Red tape will hit property investors

Allister Heath
HERE is another reason to be downbeat about the housing market. Buy-to-let investors are being hit by yet more red tape from 6 April; with many already licking their wounds from the slide in house prices, landlords may eventually come to the conclusion that it just isn’t worth the hassle any more to invest in property.

From next week, landlords will require planning permission if they wish to rent a property to three or more unrelated tenants (such as an informal group of young professionals or students sharing a house), unless the property is already operating a shared tenancy. This will create delays – landlords may have to wait 8 weeks to obtain planning permission – there will be extra costs and uncertainty – what if the decision is turned down? The rules will also give the authorities sweeping new powers over the social make-up of a street or district. Until now planning law has controlled building use, not the type or number of people who may live there. Slowly but surely, the march of officialdom is threatening to squeeze out private investors from one of their last remaining strongholds.

One of my favourite economists is David B. Smith, for many years chief economist at Williams de Broe. Having retired from the City, he now chairs the Institute of Economic Affairs’ shadow monetary policy committee.

A day after the Office for National Statistics upped its estimate of fourth quarter GDP growth to 0.4 per cent, it is worth examining the interesting things Smith has to say about what happened to the private sector during the recession – and the best way to get the economy moving again.

During the first three quarters of 2009, Britain’s GDP fell 5.4 per cent but private domestic expenditure plummeted 11.7 per cent, according to a paper by Smith published by the Institute of Economic Affairs.
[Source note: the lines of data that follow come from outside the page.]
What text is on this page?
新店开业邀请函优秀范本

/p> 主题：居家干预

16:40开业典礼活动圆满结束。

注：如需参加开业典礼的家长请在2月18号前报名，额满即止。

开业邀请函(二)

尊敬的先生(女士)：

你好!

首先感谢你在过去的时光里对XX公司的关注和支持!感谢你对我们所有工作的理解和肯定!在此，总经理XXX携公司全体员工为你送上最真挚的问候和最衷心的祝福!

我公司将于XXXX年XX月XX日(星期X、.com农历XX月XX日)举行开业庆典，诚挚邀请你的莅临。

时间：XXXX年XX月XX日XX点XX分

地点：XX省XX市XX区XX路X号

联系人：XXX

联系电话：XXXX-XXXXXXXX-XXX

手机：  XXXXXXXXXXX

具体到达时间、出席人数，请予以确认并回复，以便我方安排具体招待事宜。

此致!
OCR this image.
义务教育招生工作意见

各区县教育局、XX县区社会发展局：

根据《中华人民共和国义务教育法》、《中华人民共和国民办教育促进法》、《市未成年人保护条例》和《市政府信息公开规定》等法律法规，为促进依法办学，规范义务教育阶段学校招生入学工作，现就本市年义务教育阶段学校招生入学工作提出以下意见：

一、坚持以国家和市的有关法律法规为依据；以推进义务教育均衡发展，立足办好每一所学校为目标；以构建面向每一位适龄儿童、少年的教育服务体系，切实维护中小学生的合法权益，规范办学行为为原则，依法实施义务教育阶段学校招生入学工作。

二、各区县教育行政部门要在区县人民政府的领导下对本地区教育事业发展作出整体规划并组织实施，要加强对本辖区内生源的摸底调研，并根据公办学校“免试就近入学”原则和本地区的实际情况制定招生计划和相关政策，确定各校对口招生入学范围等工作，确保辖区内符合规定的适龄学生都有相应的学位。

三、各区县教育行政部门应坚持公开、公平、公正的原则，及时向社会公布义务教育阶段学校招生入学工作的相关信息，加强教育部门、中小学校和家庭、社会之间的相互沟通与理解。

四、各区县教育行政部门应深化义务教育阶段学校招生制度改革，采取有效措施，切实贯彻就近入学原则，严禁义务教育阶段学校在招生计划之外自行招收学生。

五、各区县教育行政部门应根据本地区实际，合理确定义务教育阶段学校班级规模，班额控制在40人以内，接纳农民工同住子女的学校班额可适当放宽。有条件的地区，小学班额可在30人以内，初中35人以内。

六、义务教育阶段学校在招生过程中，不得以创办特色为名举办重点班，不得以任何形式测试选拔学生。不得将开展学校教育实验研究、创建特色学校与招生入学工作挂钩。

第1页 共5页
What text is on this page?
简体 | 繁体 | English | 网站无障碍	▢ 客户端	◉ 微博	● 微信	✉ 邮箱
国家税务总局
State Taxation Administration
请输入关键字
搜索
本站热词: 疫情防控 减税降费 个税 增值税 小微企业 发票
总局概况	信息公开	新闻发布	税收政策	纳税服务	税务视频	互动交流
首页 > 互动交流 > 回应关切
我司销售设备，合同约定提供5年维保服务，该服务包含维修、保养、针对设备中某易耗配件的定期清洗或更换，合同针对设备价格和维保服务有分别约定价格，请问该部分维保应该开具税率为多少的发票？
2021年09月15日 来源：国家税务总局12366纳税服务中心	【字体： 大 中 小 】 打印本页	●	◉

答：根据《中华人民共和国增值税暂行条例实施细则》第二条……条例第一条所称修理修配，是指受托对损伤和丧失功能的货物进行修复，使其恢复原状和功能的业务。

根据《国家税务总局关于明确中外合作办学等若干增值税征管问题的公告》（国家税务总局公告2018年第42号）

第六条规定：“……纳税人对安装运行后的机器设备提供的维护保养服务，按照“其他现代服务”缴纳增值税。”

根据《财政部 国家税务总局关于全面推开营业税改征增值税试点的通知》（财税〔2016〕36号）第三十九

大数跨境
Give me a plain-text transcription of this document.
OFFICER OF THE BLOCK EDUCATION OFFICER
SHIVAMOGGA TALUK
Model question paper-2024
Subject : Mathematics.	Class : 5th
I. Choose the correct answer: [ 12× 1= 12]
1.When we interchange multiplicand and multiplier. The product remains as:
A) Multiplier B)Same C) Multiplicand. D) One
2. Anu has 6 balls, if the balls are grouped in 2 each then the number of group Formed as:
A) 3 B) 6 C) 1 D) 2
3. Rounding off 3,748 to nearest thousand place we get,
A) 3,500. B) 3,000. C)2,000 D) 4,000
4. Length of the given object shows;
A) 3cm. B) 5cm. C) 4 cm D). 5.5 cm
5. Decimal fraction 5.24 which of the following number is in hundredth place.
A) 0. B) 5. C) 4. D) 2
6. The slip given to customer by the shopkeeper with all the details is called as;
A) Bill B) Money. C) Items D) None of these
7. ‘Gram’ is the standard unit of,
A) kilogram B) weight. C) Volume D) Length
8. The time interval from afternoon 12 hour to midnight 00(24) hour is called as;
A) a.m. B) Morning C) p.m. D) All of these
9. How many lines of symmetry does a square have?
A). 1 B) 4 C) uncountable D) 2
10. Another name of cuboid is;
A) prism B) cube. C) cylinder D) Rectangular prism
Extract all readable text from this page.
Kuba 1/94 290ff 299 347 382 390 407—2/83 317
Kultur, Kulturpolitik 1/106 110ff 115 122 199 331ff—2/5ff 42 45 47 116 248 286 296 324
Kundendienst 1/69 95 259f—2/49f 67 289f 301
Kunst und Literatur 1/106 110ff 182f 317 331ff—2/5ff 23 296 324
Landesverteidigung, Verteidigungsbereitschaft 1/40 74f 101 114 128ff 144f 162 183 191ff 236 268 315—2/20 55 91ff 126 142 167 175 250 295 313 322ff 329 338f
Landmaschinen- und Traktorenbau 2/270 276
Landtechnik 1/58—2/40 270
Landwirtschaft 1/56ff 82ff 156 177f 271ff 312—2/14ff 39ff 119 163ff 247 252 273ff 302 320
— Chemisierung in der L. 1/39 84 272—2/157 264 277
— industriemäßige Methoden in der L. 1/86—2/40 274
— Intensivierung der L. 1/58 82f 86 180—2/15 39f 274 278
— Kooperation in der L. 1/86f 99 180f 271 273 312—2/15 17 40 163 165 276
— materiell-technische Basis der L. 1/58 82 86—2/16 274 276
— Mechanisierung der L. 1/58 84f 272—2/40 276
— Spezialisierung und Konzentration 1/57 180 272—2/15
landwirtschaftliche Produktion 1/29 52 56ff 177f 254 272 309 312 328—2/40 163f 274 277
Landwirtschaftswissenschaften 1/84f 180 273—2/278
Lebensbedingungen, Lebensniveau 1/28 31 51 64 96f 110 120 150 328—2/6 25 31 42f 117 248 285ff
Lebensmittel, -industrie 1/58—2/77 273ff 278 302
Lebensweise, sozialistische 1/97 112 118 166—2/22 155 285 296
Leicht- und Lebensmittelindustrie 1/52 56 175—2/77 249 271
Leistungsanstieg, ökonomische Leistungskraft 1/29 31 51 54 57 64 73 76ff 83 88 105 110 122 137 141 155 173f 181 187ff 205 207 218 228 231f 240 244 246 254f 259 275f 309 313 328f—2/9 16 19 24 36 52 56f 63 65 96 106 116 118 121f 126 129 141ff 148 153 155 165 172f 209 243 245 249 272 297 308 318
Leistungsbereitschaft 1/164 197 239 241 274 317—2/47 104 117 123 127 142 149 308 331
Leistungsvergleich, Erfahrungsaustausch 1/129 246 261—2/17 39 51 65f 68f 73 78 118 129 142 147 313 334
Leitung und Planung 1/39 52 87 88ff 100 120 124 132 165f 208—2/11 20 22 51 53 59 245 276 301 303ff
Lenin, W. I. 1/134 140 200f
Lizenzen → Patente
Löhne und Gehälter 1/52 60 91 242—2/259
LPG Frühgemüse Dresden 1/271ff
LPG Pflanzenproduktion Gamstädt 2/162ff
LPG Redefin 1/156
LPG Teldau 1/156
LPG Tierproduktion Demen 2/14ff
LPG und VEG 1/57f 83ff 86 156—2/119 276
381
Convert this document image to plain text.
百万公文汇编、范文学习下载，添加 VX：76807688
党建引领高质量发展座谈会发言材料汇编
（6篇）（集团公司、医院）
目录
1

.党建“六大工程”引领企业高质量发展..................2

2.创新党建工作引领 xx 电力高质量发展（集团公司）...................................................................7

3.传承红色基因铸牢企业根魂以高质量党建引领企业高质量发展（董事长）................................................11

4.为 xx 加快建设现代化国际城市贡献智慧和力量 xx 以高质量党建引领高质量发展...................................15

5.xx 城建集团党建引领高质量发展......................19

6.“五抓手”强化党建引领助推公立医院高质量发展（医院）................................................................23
This helps explain why many in the private sector felt as if the economy was falling into depression whereas the overall figures, bolstered by continuing growth in the state sector, were terrible but not disastrous.

The huge size of the state also helps to explain why rock-bottom interest rates and quantitative easing had less of an effect on overall GDP than some had expected. The simple truth is that government expenditure, which now accounts for 52 per cent of UK GDP, according to the OECD, is unaffected by how much money there is sloshing around the economy and on corporate balance sheets. This is because the authorities can create public spending at will. So pro-growth monetary policy only affects 48 per cent of the economy’s expenditure.

At the same time, Britain’s bloated government is squeezing out the private sector: Smith’s research suggests that private activity falls by 1 per cent for each 1 percentage point rise in the burdens of taxation and government borrowing. The rise in the government spending share between 1997-98 and 2009-10 means that private domestic expenditure was 9.1 per cent lower than it would otherwise have been last year (equivalent to a 0.73 per cent compound annual hit) – a £81.6bn loss. It helps explain the collapse in the nation’s taxable capacity.

The answer is as simple as it is painful: we need public spending cuts to stimulate a private sector recovery. There is no time to waste: only a large dose of reverse Keynesianism can save us.